I toured the Wachholz before it opened. The 58,000-square-foot structure features a state-of-the-art theater, practice rooms, exhibition space, gymnasium, the outdoor amphitheater and more.
“I saw an advertisement for a touring production of a Broadway musical in the greater Northwest,” said Tagen D. Vine, chief development officer of the community college’s foundation, before we took a look around last spring. “Now, just imagine, traveling productions could list Kalispell.”
On that cold muddy day, Vine led the way through the site, where crews in hard hats swarmed in every space. We circumvented guys piloting scissor lifts to the ceiling, and concrete workers as they smoothed a new pour for a surface for more than 1,000 seats in the main performance hall. The earthy smell of cement and its warmth enveloped us.
In the months since the center opened, I have attended performances from the ballet to movies, and the Glacier Symphony to guest lectures. I cannot sit in McClaren Hall with its uniformly good sightlines, extra inches of legroom and fine acoustics, and not feel the love.
Author Anne Lamott missed a career in standup (“No one’s going to be happy you’re writing a memoir,” she said, then shrugged. “They should have behaved better.”). Then there was visual artist Cey Adams, for me the sleeper hit of the speaker series.
A local employee at our new venue had set the stage for Adams with a retrospective display of album covers that Adams had designed for pioneering hip-hop acts. Onstage Adams could walk about the record bins and connect with his early work and a (mostly) new audience at the same time.

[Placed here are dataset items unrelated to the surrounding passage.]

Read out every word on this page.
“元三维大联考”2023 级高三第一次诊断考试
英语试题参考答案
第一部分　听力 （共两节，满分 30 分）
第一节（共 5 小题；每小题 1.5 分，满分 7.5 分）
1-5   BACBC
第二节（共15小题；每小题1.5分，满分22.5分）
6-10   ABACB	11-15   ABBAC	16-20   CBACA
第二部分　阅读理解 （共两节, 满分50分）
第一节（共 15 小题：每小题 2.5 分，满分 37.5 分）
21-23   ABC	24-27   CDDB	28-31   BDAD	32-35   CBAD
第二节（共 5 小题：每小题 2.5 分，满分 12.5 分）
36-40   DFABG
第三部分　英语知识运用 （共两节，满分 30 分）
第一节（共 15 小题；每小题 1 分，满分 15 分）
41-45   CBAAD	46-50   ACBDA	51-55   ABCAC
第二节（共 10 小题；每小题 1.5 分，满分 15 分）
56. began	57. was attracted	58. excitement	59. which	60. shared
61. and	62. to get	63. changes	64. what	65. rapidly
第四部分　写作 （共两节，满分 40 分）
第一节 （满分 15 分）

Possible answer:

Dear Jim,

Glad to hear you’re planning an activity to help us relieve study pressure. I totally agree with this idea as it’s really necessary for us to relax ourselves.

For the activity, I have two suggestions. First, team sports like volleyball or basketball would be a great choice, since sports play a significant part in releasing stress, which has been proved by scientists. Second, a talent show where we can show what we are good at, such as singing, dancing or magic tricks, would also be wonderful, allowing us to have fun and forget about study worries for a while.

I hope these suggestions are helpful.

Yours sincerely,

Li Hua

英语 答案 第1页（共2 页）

Adams’ high-wattage smile took the edge off winter as he shared how he managed peer pressure as a young man (“I go my own way”) and how he embraced optimism and love — even, and especially, if it takes a wall to express it. He has painted numerous fantastically lettered “Love” murals across the country.
I wrote most of this column in a sunny frame of mind about our new community assets. The singular but potent voices for aggression against the homeless in Kalispell and Flathead County give me pause. Community building involves both external and internal work.
In the last year, we’ve done much of the former. For the latter, there’s a lot more to do.